Statement by Joe Baker, President of the Medicare Rights Center, on the President’s 2015 Budget
New York, NY—For people with Medicare, the President’s budget proposal contains good and bad news. The budget outlines responsible solutions to slow Medicare spending, while also endorsing proposals that would shift higher health care costs to Medicare beneficiaries now and in the future.
We applaud proposals in the budget that would reduce wasteful spending on prescription drugs. Restoring Medicare’s ability to benefit from the same discounts that Medicaid receives on prescription medicines is a sensible savings solution that does no harm to people with Medicare. The same is true for the President’s proposals to accelerate closure of the Part D prescription drug coverage gap, or doughnut hole, prohibiting drug companies from brokering anti-competitive deals intended to delay access to generic medicines, and to reduce the exclusivity period for expensive biologic drugs.
In addition, we are pleased that the President expressly commits to simplifying the appeals process for beneficiaries dually eligible for Medicare and Medicaid who receive coverage through managed care plans. While seemingly small, this proposal would alleviate known barriers to accessing needed health care services for low-income beneficiaries unable to navigate the needless complexity of a fragmented appeals system. The plan complements exciting models already underway in New York State and under consideration by other states participating in demonstrations to coordinate care for dually eligible beneficiaries.

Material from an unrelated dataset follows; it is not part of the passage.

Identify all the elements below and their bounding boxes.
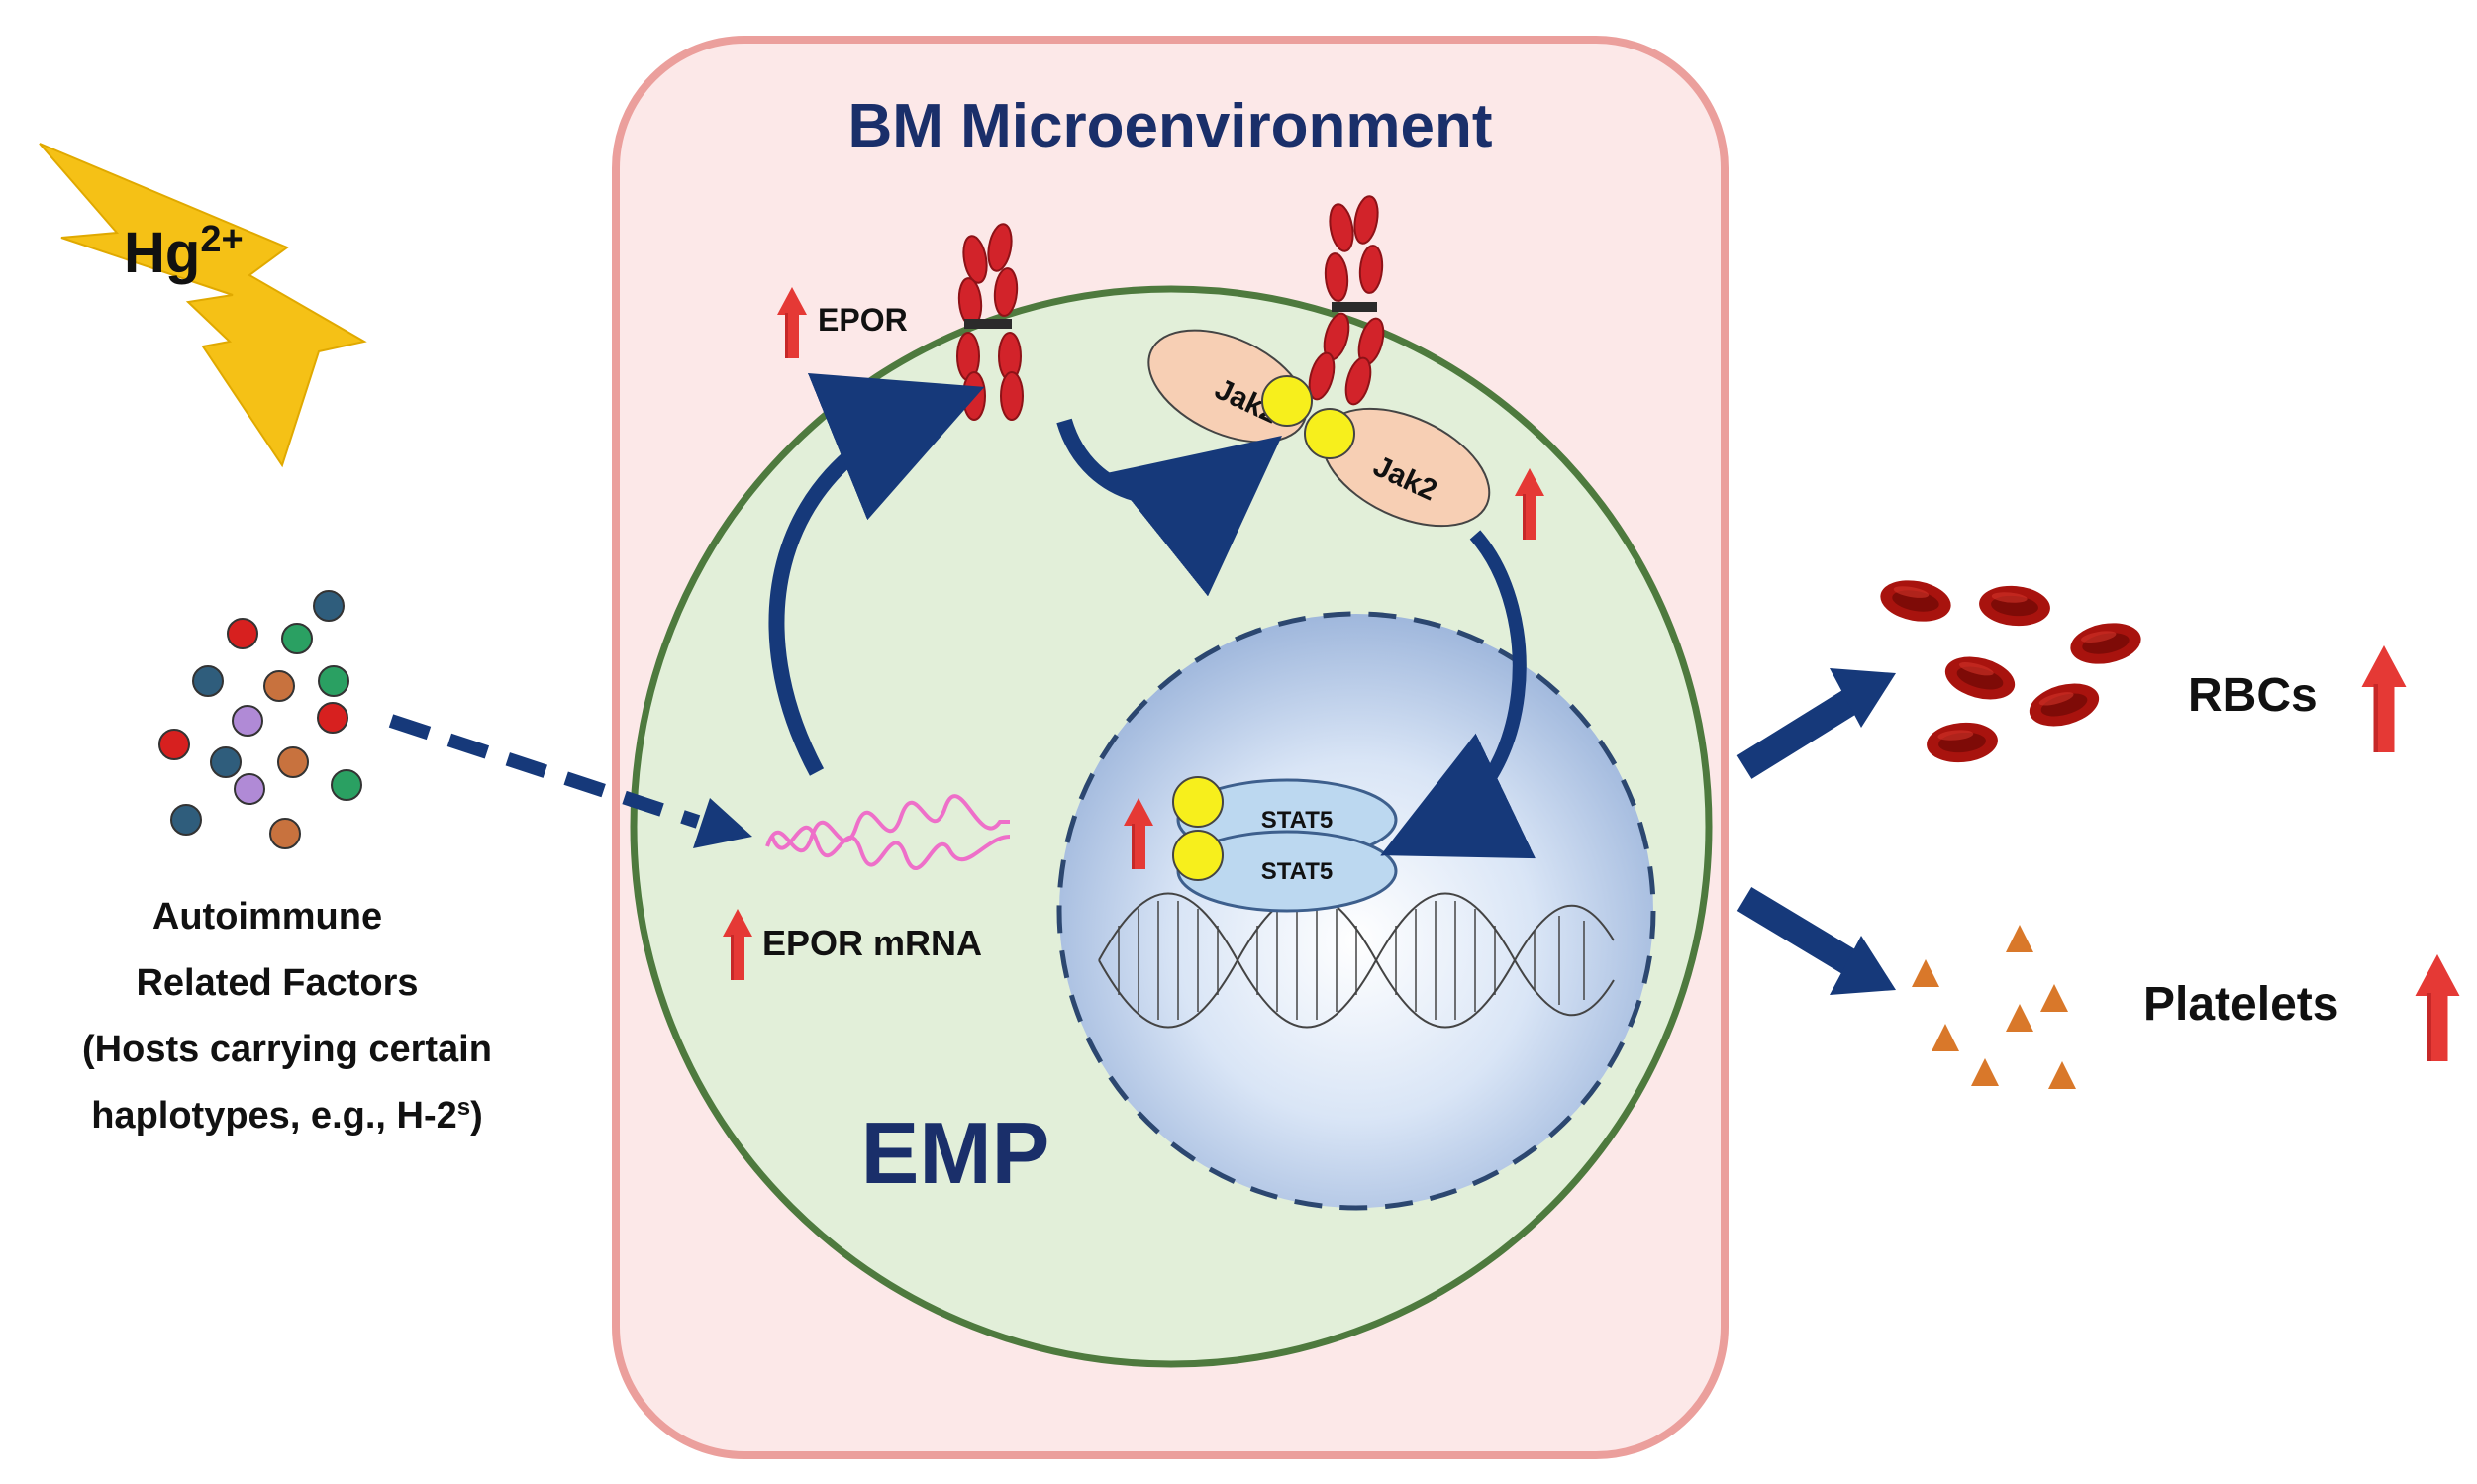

Critically, we remain deeply concerned by proposals that would shift the burden of higher health care costs to older adults and people with disabilities living on low or modest, fixed incomes. Suggested policies to further means test Medicare premiums, add a home health copayment, increase the Medicare Part B deductible and hike brand name drug copayments for low-income Part D beneficiaries are alarming. These so-called structural reforms seek savings for the federal government at the expense of those least able to afford it.